Twigtale thinks this conversation is an important one – it is about about personal identity and gender equality. It includes a discourse on how labels and stereotypes can impact everyone.
We're asking people whose insight and expertise we admire to add their voice to this discussion. We're featuring their responses to one question:
How do you talk to your kids about what it means to be a girl, a boy, or any other identity on the gender spectrum?
Pheobe Hayman, Co-Founder & CEO of Seedling
We talk about a lot of issues as they come up in a peer-to-peer manner. The first thing we look for is an understanding of what our kids are thinking, so we know where they have context and where they may have assumptions, lack the direct experience, or have heard the opinions of friends.
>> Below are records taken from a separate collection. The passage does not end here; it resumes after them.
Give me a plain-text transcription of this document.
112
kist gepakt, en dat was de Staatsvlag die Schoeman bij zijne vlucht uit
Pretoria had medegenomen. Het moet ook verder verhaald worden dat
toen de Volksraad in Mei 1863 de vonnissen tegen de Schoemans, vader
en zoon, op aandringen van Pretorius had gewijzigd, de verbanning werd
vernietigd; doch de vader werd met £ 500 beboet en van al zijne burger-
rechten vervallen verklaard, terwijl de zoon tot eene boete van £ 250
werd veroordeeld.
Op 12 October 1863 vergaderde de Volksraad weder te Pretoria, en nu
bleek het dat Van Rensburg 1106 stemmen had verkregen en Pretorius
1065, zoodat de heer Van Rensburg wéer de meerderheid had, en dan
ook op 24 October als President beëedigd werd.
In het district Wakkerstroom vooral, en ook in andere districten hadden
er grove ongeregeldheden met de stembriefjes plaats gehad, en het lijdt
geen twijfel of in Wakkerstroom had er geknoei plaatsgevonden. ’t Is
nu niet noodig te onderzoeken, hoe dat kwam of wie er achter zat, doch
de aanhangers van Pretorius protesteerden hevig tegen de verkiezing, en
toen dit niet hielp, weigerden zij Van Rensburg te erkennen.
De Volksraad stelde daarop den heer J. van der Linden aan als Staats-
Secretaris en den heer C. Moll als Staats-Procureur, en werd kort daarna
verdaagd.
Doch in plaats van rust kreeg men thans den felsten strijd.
We ask a lot of questions and try to give them information when there are knowledge gaps.
With two boys in our house, one of our most common discussions around gender is about the number of TV shows that have male lead characters who are seemingly incapable of making good decisions and everything is a joke. The popularity of cartoons such as Uncle Grandpa and Clarence are always a great opportunity for a discussion around gender role models. As a parent, I believe digesting content that perpetuates negative stereotypes isn't good for a growing mind. We explain to them that just because you’re being entertained, it doesn’t mean it’s a good thing to watch or poor messaging should be consumed.
We’re trying to teach them to value themselves and who they are, no matter the stereotypical societal concepts or what others tell them. With a CEO mom, they don’t understand why the United States hasn’t had a woman president. With strong women coaches, they are surprised to find out that there are so few women coaches of professional men’s sports. Being 9 and 11, our kids are at an age where they love these types of discussions, sharing their philosophies, and having an opinion about things. Our aim in these discussions is for them to have as much information as possible on issues, so they can form their own opinion and have some perspective. They will always come up against new ideas and foreign concepts, but I’m happy if they have a strong sense of self with an understanding around how they want be treated and how they want to treat others, both personally and in society. After all, this is what we all have to do every day as adults — and it won’t be long until they are!